A Triple-Input AND-Logic System Employing an APE1-Propelled Bipedal DNA Walker for Highly Sensitive Detection of Dual miRNAs

The escalating global cancer burden necessitates the development of precise tumor-specific microRNA (miRNA) detection strategies. However, the low-abundance, short-length, and high-sequence homology of miRNAs significantly hinder their accurate detection. Moreover, growing evidence of miRNA codysregulation in tumorigenesis underscores the diagnostic advantage of multiplexed analysis over single-marker approaches. Here, we present a novel bipedal DNA walker-based biosensor (BDWA) assembled on gold nanoparticles for the simultaneous detection of dual-miRNA targets. This system uniquely integrates dual-miRNA responsiveness with tumor-endogenous enzyme-driven signal amplification operating within a triple-input orthogonal AND-logic gate framework to enhance diagnostic specificity. Specifically, the concurrent presence of miR-21 and miR-155 displaces blocking strands to activate the walker, while the tumor-associated endonuclease APE1 serves as an intracellular trigger that propels the walker along engineered hairpin tracks (H1) on AuNPs.
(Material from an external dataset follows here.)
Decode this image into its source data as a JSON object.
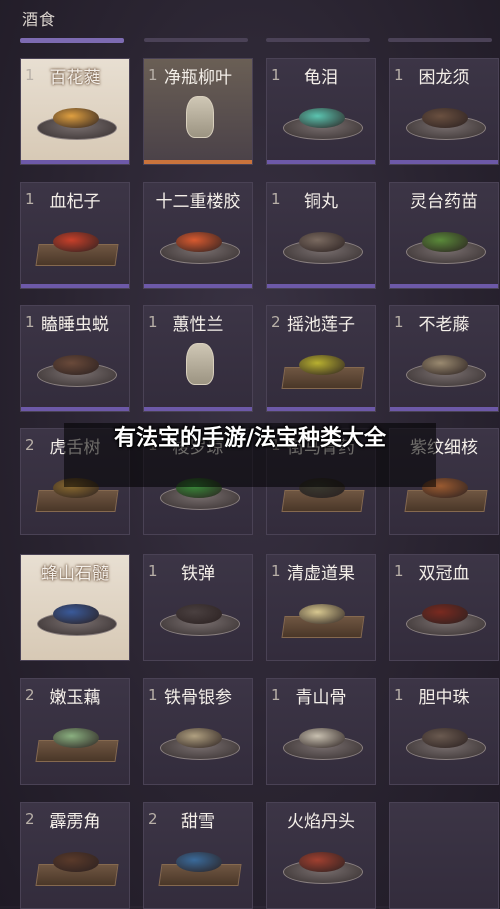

APE1-mediated cleavage of abasic (AP) sites results in the release and amplification of fluorescence signals initiated by the dual-targets. The bipedal architecture of the walker ensures a high processivity and efficient signal amplification. Critically, this design produces output signals only when all three inputs─miR-21, miR-155, and APE1─are present, thereby minimizing background interference and false positives. The BDWA system demonstrates high sensitivity and specificity for dual-miRNA detection in tumor cell lysates and intracellular imaging, offering a robust, tumor-activated, and programmable molecular platform for next-generation cancer diagnostics.